Como o principal objetivo das duas seleções a vaga na Olimpíada de Londres, em 2012 já havia sido conquistado no sábado, a decisão no ginásio Islas Malvinas começou com um clima menos tenso do que a ocasião exigiria. Mas não por isso menos emocionante.
Nas semifinais, um dia antes, os brasileiros eliminaram a República Dominicana, e os argentinos Porto Rico. Quebrado o jejum de 16 anos sem participar de uma edição de Jogos Olímpicos, o time nacional comemorou madrugada adentro e cumpriu a promessa feita no início da competição: os jogadores cortaram os cabelos no estilo moicano. Fugiram do acordo apenas Marcelinho Machado, Guilherme Giovannoni e Marquinhos.
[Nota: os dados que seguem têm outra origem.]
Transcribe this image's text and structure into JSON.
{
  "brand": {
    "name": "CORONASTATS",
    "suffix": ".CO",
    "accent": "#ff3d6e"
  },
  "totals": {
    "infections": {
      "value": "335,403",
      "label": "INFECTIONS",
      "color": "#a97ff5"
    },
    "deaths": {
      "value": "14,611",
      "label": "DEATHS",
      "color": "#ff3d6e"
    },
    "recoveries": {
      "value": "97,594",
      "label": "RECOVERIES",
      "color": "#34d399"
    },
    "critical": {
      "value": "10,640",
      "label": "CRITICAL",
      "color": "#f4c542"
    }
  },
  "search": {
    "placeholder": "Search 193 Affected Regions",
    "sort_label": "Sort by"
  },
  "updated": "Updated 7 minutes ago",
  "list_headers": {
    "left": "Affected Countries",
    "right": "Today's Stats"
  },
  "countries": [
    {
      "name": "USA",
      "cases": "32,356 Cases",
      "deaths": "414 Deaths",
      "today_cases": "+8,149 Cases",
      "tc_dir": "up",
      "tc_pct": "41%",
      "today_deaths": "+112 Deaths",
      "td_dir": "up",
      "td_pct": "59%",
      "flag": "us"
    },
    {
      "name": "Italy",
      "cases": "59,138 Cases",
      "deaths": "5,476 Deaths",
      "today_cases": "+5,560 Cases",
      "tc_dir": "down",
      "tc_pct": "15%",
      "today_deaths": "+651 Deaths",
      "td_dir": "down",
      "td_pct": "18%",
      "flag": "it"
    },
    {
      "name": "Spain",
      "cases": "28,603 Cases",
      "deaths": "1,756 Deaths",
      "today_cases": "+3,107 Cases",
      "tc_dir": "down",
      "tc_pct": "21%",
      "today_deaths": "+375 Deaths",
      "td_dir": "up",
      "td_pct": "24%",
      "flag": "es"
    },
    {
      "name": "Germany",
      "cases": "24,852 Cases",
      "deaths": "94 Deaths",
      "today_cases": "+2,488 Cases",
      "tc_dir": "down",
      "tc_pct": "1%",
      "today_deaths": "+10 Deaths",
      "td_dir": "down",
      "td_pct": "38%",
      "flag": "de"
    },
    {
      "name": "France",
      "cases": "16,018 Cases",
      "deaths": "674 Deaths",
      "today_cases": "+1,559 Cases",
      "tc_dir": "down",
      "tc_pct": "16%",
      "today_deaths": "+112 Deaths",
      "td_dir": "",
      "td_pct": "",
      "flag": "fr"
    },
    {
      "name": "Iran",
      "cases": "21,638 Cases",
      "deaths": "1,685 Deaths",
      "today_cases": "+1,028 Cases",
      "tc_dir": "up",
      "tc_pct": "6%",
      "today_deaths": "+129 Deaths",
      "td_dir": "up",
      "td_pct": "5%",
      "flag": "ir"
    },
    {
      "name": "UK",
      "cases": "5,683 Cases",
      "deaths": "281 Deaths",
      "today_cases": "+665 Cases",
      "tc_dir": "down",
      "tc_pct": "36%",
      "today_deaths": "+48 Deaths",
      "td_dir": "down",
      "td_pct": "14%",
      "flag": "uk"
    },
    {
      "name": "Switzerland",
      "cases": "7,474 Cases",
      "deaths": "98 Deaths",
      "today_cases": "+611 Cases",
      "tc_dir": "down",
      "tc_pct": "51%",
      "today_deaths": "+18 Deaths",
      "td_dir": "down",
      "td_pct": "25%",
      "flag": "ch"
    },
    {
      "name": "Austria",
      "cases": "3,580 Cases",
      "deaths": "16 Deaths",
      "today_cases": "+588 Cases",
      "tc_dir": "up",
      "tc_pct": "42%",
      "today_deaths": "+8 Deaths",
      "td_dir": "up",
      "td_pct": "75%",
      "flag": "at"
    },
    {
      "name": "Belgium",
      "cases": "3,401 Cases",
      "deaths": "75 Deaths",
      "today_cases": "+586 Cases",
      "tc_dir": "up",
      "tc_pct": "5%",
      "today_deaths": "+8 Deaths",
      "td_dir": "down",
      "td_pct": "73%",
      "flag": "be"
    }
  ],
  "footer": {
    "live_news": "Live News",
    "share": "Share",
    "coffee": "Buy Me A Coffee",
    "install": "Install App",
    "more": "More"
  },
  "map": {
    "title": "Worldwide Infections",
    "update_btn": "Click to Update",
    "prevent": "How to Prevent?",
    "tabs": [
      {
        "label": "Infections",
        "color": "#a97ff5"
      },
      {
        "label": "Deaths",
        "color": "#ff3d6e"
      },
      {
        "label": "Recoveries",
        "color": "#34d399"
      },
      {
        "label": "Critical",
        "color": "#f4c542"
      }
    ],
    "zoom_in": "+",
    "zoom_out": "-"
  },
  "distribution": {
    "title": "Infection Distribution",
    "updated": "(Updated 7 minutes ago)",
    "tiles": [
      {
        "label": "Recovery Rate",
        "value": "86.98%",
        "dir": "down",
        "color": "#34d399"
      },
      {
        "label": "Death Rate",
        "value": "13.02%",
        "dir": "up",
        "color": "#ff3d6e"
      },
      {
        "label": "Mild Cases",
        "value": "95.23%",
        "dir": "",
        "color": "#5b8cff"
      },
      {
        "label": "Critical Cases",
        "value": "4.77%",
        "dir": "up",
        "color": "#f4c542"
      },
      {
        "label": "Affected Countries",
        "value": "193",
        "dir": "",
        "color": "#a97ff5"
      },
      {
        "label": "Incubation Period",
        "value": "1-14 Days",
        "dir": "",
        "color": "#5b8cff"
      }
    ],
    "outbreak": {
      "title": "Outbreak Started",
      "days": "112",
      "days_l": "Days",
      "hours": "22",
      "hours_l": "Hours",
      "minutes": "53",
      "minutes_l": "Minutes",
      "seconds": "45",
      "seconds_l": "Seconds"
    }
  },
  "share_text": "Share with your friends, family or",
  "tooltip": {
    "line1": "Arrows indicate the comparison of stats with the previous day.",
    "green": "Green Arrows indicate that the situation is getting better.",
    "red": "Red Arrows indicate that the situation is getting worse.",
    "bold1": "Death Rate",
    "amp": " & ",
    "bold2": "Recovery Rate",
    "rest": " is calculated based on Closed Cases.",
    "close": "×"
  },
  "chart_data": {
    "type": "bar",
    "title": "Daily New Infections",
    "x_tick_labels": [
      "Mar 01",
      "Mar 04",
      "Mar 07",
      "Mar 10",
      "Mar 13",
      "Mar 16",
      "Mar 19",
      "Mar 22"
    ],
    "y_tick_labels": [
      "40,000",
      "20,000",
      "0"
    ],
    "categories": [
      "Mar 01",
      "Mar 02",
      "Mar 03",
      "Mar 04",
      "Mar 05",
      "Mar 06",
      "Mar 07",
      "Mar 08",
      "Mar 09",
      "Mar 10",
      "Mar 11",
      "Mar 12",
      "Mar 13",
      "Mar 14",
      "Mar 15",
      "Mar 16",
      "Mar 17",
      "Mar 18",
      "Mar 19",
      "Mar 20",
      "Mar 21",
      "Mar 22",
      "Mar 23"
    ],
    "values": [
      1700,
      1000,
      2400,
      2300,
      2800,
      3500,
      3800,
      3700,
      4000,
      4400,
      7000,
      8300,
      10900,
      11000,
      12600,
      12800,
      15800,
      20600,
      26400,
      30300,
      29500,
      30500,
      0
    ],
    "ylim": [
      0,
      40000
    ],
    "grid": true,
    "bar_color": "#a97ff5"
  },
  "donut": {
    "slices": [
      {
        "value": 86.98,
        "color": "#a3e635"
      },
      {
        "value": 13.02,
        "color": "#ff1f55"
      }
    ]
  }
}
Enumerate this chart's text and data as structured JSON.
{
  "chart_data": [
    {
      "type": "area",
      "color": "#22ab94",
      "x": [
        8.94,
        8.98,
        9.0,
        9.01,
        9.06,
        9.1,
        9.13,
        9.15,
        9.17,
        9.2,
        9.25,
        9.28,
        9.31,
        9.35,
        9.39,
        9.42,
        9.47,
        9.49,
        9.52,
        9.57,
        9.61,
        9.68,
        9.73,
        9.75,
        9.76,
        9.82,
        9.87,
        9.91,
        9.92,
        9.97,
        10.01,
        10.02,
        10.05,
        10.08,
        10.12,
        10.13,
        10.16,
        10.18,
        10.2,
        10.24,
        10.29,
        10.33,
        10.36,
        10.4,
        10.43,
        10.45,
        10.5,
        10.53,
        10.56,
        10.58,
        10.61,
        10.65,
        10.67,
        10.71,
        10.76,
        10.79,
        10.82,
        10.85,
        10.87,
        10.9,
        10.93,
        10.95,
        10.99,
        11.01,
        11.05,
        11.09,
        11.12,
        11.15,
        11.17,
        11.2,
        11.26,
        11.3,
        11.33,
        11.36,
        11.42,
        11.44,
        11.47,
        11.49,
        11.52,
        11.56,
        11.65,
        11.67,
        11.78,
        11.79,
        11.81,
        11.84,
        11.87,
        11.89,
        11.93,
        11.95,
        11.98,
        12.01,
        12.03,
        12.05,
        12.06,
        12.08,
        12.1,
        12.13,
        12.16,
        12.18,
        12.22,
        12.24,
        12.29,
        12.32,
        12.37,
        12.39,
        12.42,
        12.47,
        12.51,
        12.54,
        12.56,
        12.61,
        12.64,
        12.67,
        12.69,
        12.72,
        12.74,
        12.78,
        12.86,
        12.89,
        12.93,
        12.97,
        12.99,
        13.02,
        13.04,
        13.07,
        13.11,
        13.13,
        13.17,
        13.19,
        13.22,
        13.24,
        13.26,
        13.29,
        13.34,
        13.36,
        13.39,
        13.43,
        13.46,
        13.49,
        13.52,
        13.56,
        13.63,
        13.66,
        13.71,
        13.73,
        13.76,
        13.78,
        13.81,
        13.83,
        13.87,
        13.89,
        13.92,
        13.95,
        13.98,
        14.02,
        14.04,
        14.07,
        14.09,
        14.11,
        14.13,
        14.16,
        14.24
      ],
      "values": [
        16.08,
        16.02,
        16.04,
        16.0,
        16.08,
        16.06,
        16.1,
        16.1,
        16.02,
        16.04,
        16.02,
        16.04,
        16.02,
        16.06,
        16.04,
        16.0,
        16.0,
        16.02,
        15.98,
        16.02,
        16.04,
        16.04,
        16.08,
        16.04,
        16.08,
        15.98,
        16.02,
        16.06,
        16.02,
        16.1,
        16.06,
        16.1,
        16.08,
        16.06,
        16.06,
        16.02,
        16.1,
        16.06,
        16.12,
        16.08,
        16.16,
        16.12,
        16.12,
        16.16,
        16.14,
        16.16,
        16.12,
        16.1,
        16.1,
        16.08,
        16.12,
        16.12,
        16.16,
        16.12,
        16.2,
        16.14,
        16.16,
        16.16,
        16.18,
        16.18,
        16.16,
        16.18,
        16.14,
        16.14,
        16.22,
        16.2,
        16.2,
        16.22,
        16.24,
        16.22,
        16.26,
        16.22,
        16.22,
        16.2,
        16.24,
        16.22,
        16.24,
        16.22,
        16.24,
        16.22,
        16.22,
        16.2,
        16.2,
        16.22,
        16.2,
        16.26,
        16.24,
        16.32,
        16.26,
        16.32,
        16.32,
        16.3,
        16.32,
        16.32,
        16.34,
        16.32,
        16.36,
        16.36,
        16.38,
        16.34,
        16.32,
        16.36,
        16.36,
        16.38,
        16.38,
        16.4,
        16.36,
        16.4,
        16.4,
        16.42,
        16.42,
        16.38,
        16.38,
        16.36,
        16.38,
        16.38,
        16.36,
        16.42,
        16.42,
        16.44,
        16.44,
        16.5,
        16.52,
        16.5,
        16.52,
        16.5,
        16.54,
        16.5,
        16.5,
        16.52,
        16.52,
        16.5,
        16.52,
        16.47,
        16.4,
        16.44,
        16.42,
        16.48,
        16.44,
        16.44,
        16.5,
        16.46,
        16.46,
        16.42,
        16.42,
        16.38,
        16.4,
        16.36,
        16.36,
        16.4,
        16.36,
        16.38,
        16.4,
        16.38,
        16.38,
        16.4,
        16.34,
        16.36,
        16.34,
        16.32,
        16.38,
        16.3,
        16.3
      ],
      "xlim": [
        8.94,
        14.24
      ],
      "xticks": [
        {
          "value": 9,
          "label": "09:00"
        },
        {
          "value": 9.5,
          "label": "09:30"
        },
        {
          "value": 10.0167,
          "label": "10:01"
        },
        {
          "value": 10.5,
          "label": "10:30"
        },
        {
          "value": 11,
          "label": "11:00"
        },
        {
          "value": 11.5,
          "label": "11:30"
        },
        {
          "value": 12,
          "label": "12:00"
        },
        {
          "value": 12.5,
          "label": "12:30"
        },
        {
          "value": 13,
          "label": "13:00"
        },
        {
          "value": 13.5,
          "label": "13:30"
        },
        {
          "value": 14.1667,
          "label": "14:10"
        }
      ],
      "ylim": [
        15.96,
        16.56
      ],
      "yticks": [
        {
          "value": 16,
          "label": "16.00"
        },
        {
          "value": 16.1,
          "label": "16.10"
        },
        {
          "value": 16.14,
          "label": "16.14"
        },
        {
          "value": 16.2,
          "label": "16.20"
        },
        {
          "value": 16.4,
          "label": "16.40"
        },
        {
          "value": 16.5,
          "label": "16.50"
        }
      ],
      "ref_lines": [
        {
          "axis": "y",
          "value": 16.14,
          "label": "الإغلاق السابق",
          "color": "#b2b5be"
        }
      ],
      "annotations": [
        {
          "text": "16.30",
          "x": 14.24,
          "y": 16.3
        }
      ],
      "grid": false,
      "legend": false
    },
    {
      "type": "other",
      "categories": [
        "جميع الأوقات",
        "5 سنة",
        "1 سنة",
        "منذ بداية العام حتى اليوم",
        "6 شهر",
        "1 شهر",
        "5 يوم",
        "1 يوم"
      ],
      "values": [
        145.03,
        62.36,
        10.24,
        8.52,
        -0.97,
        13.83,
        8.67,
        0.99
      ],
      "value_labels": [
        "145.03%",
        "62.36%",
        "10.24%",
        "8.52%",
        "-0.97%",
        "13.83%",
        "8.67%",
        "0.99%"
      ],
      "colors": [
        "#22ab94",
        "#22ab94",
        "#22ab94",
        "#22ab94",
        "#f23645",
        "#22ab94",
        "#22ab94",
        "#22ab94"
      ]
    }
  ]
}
Do lado argentino, havia o compromisso de se redimir com a torcida: a única derrota que teve durante toda a Copa América foi para o Brasil (73 a 71) na fase de grupos.
O Brasil chegou a ficar na frente do placar no tempo final, mas os hermanos se aproveitaram do nervosismo rival para reverter o placar. Os destaques, pelo lado argentino, foram o pivô Luis Scola, com 32 pontos e o ala-armador Manu Ginóbili foi o MVP do campeonato.
Para o time comandado pelo argentino Rubén Magnano, agora, é pensar no futuro, celebrando boas notícias, como a afirmação do pivô Tiago Splitter e do armador Marcelo Huertas. Ambos são destaques da escola espanhola do basquete, em que primar pela defesa é fundamental, e tiveram papel importante na consolidação do sistema de marcação imposto pelo técnico Rubén Magnano, um argentino que atravessou a fronteira.
Agora, o foco é a Olimpíada, que servirá como rito de passagem para a seleção, que mescla uma geração de "trintões" que conviveu com um jejum de três ciclos olímpicos com atletas mais jovens, a renovação necessária para o Rio-2016. "Será histórico poder encerrar a trajetória na seleção com a Olimpíada", disse o ala Alex, 30 anos.